The Challenge:
The American Red Cross has been
publishing the Journal of Immunohematology on a quarterly basis since 1983. The
Redcross recently began digitizing their Immunohematology journals and providing
availability to them online. Abstracts of articles from the journal have been
updated to the National Center for Biotechnology Information’s (NCBI) database
on a regular basis to enable researchers from all over the world to search for
specific articles relating to blood disorders. The challenge: all the journals
before 1993 were only available in a hardcopy format. The RedCross wanted to
convert their archive of hard copy issues into searchable PDF’s as well as index
the articles and issues with XML and upload them to NCBI.
The Solution:
The Catapult Consultants approach in converting
the hardcopies involved a three step process.

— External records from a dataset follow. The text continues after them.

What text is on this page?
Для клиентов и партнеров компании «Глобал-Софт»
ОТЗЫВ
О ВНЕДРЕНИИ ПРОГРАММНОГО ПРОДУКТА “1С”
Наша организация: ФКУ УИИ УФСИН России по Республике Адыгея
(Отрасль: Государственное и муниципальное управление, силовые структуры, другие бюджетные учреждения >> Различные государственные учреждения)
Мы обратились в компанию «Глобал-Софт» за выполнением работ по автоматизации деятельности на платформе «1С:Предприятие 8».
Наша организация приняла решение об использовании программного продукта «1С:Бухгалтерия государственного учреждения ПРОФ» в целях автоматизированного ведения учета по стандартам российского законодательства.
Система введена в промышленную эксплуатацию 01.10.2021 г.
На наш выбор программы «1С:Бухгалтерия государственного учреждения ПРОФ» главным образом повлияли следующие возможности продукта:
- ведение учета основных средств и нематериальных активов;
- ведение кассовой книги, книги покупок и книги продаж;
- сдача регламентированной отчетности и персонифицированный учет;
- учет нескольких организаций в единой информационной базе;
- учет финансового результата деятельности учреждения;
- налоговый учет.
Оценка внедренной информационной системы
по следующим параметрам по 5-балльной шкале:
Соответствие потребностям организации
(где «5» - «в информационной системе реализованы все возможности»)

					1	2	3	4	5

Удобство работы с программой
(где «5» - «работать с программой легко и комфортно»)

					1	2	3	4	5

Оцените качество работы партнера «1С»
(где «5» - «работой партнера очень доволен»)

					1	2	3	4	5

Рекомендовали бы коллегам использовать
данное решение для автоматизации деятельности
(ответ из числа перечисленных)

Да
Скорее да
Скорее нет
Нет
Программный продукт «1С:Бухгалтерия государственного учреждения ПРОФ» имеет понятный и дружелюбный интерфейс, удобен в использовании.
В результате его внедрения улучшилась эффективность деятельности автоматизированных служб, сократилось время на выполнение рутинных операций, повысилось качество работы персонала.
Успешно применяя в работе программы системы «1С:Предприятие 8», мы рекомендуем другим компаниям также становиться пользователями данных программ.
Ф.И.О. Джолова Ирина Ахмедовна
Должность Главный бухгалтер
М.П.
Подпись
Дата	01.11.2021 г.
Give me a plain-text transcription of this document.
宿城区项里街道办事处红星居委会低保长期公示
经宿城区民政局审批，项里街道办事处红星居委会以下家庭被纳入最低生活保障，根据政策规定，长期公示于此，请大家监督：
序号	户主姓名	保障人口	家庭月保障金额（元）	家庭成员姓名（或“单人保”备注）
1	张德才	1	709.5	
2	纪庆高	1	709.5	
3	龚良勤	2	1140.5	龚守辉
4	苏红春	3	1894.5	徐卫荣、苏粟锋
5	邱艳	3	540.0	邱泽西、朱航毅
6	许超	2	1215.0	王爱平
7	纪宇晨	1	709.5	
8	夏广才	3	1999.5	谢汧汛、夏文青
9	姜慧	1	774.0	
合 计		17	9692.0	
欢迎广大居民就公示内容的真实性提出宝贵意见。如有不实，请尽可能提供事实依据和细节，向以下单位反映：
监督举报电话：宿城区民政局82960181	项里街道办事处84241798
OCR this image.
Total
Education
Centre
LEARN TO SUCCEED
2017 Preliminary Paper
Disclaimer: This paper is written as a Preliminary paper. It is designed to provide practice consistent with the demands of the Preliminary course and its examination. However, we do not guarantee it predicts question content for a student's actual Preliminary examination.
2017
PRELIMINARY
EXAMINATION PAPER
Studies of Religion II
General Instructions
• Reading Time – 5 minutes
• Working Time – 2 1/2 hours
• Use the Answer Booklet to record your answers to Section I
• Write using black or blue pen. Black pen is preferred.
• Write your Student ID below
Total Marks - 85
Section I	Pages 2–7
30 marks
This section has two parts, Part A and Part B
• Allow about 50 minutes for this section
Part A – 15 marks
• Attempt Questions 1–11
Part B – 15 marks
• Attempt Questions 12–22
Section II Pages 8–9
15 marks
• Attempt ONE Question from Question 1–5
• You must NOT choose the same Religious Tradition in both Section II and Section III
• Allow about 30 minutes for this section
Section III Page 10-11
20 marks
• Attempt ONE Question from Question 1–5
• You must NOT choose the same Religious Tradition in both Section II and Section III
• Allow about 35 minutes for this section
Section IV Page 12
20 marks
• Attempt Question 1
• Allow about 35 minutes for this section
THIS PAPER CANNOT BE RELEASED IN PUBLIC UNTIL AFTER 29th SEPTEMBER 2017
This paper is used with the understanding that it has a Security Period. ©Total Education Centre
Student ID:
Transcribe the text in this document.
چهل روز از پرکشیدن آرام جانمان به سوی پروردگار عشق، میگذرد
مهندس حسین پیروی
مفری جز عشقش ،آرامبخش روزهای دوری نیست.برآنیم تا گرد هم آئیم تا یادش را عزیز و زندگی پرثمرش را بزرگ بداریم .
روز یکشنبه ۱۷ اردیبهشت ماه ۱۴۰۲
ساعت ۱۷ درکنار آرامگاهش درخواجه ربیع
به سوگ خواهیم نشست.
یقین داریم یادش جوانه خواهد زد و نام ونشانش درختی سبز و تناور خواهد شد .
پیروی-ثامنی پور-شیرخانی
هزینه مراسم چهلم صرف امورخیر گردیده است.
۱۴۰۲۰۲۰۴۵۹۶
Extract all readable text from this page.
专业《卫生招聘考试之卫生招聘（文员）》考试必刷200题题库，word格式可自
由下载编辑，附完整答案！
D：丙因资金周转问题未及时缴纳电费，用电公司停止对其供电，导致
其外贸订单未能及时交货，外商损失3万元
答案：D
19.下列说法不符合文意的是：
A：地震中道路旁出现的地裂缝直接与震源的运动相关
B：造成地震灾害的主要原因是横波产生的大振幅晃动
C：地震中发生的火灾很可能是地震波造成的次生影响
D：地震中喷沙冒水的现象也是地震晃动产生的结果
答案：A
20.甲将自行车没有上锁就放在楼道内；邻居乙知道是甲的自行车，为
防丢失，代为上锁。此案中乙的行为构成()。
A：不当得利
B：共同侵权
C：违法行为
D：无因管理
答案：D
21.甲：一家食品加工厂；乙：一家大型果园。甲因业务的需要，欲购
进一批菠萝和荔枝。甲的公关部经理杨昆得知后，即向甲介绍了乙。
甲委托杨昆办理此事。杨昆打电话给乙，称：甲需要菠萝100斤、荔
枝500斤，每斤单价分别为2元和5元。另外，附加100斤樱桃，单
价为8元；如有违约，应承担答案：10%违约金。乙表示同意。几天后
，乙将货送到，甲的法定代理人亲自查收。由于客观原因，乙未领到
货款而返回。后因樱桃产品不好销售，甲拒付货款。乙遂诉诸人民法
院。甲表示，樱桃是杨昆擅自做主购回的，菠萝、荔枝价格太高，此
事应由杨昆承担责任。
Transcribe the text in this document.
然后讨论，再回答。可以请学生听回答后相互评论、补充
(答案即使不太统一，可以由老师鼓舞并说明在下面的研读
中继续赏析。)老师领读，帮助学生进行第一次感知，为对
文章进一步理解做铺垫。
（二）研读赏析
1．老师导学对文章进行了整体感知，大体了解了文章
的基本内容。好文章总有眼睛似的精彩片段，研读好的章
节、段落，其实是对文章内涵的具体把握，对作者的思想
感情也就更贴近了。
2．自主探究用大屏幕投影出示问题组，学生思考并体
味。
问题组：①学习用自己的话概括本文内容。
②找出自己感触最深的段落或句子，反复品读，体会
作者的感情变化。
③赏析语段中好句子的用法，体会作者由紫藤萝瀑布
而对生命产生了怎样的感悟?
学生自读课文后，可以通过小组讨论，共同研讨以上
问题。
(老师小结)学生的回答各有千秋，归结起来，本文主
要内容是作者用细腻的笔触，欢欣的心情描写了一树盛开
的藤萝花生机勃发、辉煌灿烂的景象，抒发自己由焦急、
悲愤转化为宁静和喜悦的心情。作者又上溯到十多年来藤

The first step was to take the
hardcopies and meticulously scan each copy and convert them to a digital image
format that was suitable for our Optical Character Recognition (OCR) software.
Catapult Consultants then utilized the OCR software to convert the digital image into a
character based searchable PDF. A great deal of effort was involved in manual
correction of the interpretation of chemical formulas and scientific notations
by the OCR software. The last step involved the creation of XML files indexing
the volume, issue number, article title, abstract, and authors. These XML files
were required to adhere to the schema and standards established by NCBI, this
proved to be a challenge as the chemical formulas and scientific notations had
to be changed again, sometimes using special character codes to meet their code
specifications. As a final check the XML files were processed thru their XML
Validator to ensure adherence to their standards.
The Benefit:
The Red Cross was now able to convert
their entire library of Immunohematology Journals from hard copies to a digital
based format. The community they serve now has the ability to access the
journal information on demand via the web. The search functionality
provides their users the ability to retrieve only the information they need,
which saves them time and effort in their research. The end result of this
project is the Red Cross opening of a treasure trove of knowledge for
researchers and doctors seeking information on blood disorders.